Cut the lemons in half and juice them using a citrus juicer or by hand. I find a juicer extracts more juice than if you try to squeeze the juice by hand. Remove any seeds, and pour the freshly squeezed lemon juice into a bowl.
Using a fine grater or a microplane, grate the ginger and turmeric into the bowl with the lemon juice. Be cautious while grating turmeric, as it can stain your hands and clothing.
Add a pinch of black pepper to the bowl. Black pepper contains piperine, which enhances the absorption of curcumin, the active compound in turmeric.
Mix the lemon juice, grated ginger, grated turmeric, and black pepper thoroughly. If you prefer a smoother texture, you can strain the mixture through a fine mesh strainer or cheesecloth to remove any larger pieces of ginger and turmeric.

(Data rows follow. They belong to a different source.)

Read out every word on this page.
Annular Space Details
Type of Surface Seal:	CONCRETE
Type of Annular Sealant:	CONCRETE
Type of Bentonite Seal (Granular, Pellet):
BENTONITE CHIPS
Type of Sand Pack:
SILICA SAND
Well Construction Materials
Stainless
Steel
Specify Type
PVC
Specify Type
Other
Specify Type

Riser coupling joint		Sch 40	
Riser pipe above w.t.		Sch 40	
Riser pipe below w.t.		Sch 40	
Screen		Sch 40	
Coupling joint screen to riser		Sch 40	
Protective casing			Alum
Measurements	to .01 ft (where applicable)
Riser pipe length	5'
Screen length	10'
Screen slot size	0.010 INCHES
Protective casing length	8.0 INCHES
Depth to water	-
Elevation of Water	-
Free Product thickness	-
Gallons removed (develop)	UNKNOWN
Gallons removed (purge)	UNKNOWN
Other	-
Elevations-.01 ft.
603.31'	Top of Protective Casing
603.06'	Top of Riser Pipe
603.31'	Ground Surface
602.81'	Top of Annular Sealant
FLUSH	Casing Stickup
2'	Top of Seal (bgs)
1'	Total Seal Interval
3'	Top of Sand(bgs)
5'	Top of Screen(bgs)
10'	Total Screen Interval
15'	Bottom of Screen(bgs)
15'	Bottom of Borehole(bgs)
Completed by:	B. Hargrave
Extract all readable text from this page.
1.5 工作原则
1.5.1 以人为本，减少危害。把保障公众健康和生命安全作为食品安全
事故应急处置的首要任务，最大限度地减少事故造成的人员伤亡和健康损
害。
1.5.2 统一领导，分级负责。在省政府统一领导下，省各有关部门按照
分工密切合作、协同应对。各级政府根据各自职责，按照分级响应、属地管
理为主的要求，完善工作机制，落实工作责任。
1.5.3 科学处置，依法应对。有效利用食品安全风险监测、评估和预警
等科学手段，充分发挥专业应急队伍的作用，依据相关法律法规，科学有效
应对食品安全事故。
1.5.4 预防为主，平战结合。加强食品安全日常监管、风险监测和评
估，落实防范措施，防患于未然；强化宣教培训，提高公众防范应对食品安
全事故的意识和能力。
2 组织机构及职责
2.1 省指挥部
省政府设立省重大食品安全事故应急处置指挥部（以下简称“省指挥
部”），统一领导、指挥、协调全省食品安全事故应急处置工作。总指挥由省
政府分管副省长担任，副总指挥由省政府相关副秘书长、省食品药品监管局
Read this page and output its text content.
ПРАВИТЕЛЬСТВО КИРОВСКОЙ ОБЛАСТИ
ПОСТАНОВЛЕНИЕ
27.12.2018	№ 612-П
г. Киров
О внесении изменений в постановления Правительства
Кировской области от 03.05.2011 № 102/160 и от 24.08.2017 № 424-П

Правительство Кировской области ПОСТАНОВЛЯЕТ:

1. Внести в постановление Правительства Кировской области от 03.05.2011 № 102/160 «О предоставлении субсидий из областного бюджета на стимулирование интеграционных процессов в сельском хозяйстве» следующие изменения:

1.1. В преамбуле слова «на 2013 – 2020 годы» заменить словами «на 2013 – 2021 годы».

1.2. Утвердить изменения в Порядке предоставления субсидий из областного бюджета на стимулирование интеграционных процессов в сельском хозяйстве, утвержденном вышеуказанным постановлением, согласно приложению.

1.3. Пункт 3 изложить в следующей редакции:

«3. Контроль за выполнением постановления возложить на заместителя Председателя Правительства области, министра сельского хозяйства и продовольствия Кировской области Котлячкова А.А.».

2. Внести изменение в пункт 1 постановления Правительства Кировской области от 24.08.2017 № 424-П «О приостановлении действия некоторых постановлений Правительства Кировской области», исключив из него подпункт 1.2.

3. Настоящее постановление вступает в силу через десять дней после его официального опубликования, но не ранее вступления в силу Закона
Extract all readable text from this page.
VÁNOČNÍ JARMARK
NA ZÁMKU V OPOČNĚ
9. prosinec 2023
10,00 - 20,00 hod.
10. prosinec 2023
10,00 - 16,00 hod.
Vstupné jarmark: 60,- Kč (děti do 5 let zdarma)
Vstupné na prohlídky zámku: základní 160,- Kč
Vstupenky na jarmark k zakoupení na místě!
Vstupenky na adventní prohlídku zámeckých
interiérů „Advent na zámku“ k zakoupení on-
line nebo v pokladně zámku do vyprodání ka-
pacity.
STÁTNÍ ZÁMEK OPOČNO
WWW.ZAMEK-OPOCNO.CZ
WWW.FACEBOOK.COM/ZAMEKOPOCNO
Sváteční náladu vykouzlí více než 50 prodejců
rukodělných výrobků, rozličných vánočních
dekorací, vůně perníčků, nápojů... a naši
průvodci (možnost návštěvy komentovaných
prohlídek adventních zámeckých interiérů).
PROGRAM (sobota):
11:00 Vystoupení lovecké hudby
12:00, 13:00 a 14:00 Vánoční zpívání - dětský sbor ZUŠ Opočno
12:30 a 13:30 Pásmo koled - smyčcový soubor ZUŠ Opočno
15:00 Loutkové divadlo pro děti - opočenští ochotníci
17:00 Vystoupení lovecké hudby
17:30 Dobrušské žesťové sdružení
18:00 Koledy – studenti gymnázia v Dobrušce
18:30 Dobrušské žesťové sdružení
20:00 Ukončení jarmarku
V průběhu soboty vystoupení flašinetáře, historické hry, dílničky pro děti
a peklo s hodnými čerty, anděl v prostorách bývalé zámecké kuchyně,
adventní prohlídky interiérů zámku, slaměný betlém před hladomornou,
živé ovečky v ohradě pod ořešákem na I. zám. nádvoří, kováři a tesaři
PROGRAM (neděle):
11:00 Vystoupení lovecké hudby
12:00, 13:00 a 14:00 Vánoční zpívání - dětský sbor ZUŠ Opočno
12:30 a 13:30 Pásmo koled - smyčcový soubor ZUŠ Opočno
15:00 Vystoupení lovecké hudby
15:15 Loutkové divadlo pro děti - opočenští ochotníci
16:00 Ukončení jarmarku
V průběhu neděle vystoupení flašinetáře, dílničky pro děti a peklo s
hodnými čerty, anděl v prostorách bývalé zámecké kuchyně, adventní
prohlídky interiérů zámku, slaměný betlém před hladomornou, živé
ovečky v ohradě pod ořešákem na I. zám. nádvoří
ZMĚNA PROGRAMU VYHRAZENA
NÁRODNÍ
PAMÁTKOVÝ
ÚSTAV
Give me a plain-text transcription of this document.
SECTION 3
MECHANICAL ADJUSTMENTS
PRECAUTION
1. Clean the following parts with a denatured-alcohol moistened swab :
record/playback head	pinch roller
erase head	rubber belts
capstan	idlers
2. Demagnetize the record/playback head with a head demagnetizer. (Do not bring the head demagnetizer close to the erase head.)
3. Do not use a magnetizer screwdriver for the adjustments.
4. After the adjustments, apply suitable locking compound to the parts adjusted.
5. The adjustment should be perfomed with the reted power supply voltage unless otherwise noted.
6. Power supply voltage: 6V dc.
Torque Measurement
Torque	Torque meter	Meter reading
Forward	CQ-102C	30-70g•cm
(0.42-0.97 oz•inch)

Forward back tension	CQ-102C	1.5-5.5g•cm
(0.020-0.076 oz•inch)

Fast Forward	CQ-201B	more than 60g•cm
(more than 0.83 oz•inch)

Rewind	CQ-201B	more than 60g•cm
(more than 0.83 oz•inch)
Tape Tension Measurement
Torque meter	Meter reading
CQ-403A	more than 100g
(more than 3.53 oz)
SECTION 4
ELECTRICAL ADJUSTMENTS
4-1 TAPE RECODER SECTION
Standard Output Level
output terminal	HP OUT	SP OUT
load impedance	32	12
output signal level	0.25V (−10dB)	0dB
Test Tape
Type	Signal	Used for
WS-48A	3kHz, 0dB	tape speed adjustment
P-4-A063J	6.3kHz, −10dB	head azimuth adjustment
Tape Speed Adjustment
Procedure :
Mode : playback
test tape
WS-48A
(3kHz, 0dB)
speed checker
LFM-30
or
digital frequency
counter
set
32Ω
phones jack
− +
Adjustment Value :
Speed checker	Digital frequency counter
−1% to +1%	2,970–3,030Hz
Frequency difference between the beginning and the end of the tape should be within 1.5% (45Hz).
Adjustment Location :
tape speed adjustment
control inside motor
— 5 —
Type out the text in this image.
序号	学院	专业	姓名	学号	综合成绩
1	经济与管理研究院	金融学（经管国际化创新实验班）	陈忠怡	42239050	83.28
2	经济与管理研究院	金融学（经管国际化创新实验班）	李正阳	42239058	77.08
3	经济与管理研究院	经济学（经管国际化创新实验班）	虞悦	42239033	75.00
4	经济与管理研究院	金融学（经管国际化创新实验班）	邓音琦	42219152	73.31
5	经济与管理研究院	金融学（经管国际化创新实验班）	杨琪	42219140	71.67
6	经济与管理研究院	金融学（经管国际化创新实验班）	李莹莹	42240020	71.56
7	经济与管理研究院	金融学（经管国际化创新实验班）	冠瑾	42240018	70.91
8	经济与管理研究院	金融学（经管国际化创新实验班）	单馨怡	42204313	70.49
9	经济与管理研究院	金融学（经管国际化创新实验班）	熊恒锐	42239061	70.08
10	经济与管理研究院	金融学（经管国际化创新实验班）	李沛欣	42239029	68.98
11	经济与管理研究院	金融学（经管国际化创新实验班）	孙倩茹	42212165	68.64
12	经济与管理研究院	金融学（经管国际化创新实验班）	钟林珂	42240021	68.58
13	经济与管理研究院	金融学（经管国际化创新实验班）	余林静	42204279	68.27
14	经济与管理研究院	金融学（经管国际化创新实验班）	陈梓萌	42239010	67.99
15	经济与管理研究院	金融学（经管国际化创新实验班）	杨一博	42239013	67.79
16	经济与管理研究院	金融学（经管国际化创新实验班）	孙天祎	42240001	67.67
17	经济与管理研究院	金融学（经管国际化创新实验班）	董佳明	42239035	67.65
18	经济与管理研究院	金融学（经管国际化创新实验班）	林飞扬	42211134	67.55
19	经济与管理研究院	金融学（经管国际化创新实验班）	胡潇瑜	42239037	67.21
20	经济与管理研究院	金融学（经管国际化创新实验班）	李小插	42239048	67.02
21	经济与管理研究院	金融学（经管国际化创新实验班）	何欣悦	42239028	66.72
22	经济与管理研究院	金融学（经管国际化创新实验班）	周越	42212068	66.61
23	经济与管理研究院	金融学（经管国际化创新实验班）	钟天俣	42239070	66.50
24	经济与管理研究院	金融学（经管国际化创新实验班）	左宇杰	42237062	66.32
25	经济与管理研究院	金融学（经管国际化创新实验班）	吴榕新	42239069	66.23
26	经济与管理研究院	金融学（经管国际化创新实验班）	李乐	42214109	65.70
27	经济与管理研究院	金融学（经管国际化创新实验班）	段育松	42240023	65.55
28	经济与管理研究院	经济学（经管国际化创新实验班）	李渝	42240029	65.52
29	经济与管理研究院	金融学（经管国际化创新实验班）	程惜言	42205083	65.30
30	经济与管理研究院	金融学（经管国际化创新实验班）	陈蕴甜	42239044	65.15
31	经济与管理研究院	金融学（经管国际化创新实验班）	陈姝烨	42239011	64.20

If you prefer a sweeter shot, you can add a tablespoon of honey or maple syrup to the mixture. This can help balance the flavors and add a touch of natural sweetness.
Heat one cup of water until it's warm but not boiling. You want the water to be warm enough to help dissolve the ingredients without destroying their beneficial properties.
Pour the warm water into the bowl with the lemon, ginger, turmeric, and optional sweetener. Stir the mixture well until everything is combined.
Pour into Shot Glasses: Using a funnel, carefully pour the lemon ginger turmeric mixture into shot glasses. This recipe should yield around 4 to 6 shots, depending on the size of your glasses.